White House Inflated Transparency Achievements

Transparency advocates skeptical of new plan announced by White House

November 1, 2013

The White House inflated its transparency accomplishments and has fallen behind schedule on several open government initiatives, an independent audit found last month.

According to the report by the Open Government Partnership, the Obama administration has made slow progress declassifying routine national security records and improving access to public documents under the Freedom of Information Act.

The Obama administration claimed in a March progress report that it had completed 24 of its 26 commitments since 2011. However, according to the Open Government Partnership report the Obama administration has completed less than half of those goals, including the two examples cited above.

The United States was a founding partner of the International Open Government Partnership, a voluntary group of 60 nations working to improve government transparency, in 2011. The independent assessment was part of a two-year review of participating nations.

However, the Obama administration announced Thursday it has committed to an ambitious new set of transparency goals that watchdog groups say would be major steps forward, if accomplished.

The White House released a draft "national action plan" to improve government transparency.

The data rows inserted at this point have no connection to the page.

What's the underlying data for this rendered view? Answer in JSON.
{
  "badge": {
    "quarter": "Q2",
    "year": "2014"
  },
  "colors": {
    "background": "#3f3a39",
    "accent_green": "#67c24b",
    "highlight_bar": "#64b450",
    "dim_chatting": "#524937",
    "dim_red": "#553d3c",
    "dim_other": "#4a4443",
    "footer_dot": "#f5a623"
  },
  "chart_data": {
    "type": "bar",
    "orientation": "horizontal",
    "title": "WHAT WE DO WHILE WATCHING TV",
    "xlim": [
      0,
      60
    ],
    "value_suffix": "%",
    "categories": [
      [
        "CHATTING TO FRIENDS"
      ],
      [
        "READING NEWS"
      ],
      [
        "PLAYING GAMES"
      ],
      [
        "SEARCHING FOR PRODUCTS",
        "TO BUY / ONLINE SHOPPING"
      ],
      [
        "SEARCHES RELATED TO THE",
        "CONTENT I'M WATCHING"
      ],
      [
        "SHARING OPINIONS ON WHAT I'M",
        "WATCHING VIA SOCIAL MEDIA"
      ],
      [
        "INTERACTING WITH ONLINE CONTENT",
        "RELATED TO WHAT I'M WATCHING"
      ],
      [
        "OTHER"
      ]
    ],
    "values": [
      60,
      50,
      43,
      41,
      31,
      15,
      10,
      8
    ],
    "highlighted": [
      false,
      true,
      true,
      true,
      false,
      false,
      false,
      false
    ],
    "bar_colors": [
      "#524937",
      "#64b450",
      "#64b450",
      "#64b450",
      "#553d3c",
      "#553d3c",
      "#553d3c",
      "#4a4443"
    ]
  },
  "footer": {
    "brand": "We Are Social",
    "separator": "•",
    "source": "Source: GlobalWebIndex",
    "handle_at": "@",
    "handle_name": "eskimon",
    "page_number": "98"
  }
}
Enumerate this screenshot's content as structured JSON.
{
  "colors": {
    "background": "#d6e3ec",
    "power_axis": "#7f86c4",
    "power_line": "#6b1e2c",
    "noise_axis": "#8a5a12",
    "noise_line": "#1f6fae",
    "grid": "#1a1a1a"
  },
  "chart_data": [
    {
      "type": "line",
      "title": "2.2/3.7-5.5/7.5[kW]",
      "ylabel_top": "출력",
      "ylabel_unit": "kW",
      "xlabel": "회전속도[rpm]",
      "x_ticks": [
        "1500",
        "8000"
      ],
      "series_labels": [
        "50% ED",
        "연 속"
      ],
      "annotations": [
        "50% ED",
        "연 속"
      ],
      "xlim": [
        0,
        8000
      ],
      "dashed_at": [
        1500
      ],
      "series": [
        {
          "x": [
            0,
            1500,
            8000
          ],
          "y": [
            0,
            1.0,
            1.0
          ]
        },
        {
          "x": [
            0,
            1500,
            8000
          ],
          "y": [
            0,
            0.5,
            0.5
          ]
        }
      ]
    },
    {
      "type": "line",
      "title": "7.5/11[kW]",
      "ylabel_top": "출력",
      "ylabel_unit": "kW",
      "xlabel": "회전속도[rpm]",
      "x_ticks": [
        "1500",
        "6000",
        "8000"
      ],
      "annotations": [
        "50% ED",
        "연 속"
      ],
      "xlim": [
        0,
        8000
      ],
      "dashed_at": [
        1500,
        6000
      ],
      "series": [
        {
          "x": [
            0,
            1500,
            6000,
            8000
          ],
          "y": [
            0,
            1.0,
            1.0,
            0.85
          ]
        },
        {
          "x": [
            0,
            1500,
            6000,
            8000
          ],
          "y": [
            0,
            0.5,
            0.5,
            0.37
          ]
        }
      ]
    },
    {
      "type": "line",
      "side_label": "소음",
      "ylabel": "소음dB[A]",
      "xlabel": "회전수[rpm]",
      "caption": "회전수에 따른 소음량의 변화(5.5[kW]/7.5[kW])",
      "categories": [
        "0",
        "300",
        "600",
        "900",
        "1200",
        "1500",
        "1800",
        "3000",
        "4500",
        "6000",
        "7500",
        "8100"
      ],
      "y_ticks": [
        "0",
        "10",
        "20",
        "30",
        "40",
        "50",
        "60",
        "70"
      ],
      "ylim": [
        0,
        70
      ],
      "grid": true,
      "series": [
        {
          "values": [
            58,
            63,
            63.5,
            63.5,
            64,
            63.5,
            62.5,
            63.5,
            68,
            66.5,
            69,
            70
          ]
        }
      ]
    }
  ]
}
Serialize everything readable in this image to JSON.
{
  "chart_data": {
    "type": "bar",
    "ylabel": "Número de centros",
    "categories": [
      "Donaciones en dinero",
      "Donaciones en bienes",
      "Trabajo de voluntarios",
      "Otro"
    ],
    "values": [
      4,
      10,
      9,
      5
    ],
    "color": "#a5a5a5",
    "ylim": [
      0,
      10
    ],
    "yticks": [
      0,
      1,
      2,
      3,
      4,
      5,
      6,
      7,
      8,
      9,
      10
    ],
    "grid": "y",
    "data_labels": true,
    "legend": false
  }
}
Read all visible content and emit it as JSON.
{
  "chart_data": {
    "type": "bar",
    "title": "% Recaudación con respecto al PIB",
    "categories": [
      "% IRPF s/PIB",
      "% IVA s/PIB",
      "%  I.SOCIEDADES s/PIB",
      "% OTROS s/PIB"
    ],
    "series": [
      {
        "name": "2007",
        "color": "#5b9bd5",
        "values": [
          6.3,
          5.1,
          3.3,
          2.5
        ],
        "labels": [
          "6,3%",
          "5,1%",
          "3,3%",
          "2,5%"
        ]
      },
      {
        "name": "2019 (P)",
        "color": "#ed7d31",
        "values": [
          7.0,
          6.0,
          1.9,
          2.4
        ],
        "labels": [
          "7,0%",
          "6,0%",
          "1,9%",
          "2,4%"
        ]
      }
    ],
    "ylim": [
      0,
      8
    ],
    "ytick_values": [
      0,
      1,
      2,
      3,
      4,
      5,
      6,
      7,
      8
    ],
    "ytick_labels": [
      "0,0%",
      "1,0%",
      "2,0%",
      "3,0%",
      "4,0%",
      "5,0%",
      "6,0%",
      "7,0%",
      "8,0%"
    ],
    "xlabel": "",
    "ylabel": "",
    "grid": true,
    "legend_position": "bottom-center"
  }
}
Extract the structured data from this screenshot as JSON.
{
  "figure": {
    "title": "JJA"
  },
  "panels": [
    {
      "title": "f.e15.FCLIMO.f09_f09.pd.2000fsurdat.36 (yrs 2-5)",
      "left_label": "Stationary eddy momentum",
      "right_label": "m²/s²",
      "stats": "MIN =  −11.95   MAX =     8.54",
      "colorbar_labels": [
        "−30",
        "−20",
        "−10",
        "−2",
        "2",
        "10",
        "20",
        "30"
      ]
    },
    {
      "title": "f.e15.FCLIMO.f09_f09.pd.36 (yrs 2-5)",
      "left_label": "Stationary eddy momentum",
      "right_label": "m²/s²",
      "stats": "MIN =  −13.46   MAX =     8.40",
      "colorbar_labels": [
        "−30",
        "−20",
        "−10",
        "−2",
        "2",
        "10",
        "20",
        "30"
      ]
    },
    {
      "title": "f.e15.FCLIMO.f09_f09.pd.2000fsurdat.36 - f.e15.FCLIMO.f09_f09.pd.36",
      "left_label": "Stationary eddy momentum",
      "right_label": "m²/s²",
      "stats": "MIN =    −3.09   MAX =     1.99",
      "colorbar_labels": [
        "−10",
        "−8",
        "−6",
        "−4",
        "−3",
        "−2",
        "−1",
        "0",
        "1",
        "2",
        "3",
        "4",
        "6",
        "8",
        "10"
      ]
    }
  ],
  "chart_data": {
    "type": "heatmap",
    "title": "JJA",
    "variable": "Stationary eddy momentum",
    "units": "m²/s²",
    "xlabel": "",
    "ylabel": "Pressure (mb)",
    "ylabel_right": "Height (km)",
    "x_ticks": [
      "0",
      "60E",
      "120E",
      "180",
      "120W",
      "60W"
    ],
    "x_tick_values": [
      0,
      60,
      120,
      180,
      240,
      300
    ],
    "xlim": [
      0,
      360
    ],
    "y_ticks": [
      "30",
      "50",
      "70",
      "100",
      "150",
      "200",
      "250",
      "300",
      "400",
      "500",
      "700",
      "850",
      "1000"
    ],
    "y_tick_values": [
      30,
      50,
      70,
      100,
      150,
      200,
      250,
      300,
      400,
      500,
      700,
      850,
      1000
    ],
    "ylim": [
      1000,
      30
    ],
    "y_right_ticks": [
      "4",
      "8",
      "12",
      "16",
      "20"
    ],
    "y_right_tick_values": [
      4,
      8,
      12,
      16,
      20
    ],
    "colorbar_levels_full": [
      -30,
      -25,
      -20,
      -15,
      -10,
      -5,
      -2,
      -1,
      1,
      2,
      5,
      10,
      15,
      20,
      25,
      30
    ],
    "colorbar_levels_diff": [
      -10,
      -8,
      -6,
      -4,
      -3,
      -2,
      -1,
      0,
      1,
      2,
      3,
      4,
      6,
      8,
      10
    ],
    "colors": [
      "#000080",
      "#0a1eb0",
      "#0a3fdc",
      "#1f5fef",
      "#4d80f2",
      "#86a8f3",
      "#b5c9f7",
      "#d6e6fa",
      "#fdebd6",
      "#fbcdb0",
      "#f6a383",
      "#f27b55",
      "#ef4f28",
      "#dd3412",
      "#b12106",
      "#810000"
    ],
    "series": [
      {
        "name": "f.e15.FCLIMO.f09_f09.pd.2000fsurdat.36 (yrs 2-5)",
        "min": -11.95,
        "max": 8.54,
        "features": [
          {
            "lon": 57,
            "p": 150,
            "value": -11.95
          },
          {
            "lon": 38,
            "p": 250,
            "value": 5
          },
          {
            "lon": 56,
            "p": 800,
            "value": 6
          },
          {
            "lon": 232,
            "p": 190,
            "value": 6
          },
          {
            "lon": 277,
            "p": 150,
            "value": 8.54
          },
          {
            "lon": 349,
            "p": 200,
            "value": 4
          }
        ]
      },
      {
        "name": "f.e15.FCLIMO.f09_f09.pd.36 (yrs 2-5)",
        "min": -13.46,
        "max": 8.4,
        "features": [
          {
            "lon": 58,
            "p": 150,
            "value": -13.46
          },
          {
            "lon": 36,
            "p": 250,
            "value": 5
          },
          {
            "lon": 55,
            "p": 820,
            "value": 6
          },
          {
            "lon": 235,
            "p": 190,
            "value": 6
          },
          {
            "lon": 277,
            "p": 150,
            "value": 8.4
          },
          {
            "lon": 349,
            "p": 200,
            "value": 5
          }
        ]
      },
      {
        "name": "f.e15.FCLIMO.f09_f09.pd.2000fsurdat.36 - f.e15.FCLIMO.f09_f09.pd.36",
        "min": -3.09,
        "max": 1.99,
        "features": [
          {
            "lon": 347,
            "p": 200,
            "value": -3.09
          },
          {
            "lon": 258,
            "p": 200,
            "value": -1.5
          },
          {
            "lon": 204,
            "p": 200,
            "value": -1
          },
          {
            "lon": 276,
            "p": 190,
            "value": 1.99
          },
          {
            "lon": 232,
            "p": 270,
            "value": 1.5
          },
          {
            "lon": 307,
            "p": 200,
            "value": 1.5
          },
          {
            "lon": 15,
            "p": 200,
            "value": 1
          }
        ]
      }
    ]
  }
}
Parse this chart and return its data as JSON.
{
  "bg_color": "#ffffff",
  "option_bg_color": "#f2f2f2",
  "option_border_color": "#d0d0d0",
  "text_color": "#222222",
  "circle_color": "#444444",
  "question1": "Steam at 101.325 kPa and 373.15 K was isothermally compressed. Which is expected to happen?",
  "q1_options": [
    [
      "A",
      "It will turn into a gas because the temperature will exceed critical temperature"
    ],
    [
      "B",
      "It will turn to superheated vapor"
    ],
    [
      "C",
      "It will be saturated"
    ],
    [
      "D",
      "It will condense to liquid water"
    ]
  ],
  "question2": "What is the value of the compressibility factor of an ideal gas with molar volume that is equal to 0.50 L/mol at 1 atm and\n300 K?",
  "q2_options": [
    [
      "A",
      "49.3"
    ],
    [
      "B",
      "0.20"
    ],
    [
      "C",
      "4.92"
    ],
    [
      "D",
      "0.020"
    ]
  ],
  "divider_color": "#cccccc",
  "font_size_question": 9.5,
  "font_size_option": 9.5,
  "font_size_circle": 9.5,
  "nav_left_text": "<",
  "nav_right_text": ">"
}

The action plan includes improving access to government data, developing common practices within federal agencies for Freedom of Information Act (FOIA) requests, and creating a government-wide portal for FOIA requests.

Patrice McDermott, the executive director of, said in a statement that the plan is "simultaneously inspiring and disappointing."

"The Administration's latest promises to make it easier for the public to ask for and receive government information show that the government can work with civil society to create a realistic plan to increase openness and accountability," she said.

"At the same time, however, the windows of opportunity for securing a legacy of openness are beginning to close."

Kenneth Bunting, the executive director of the National Freedom of Information Coalition, commended the Obama Administration’s commitment to improving openness but said its report "was a tad self-congratulatory for my tastes."

"Unless there is a sea change, I am afraid this administration's legacy on openness will be marred by its overzealousness in going after leakers, whistleblowers, and journalists," Bunting said in a statement.

The Committee to Protect Journalists released in October a scathing report by former Washington Post executive editor Leonard Downie, Jr. that found the Obama administration’s crack-down on whistleblowers and leakers has created "a tremendous chilling effect" on national security reporting.

FOIA experts applauded the administration’s commitment to improving access to public records.

"At last, the Obama Administration seems willing to act responsibly in implementing its FOIA policy," said Daniel Metcalfe, the executive director of the Collaboration on Government Secrecy at American University’s Washington College of Law.

As previously reported by the Washington Free Beacon, President Barack Obama entered office promising to run "the most transparent administration in history," but federal agencies largely ignored directives from the Justice Department to reform their FOIA practices.

The Justice Department’s Office of Information Policy said earlier this year that it had not challenged a single agency for misusing a FOIA exemption since 2009.

Metcalfe said the Obama administration’s plan is a recognition of the poor job the administration has done thus far.

"The FOIA regulation provision, for one, is a flat repudiation of Justice’s blatant position (as a transparent defense of its own regulation inaction) that FOIA regulations are ‘not important,’" Metcalfe said. "And the adoption of a government-wide portal, an idea advanced by OGIS while flatly rejected by Justice, shows that the White House can recognize a good idea even if the agency nominally in charge of FOIA administration cannot."

Some transparency advocates say the plan lacks one fundamental goal.

"While these plans do give the transparency community reason to be cautiously optimistic, it is important to note that there is no mention of proactive disclosure anywhere in the plan," The Sunlight Foundation’s Ginger McCall wrote. "Proactive disclosure is integral to any effective transparency plan. It meaningfully increases public access while easing the burden on FOIA processing by eliminating duplicative request processing."

Attorney General Eric Holder directed all federal agencies in 2009 to operate with a presumption of openness, but that proved difficult to enforce across a federal government with scores of agencies with their own bureaucratic cultures and entrenched predilections for secrecy.

A government-wide FOIA portal has long been on the wish list of transparency advocates, but until now it has never had the muscle of the executive branch behind it.

In 2012 the Environmental Protection Agency, the Department of Commerce, and the National Archives and Records Administration launched a cross-agency FOIA portal, the first of its kind. Watchdog groups hailed the project as a model for the future.

However, only three agencies collaborated on the project, and some watchdog groups said the Justice Department was opposed to the plan.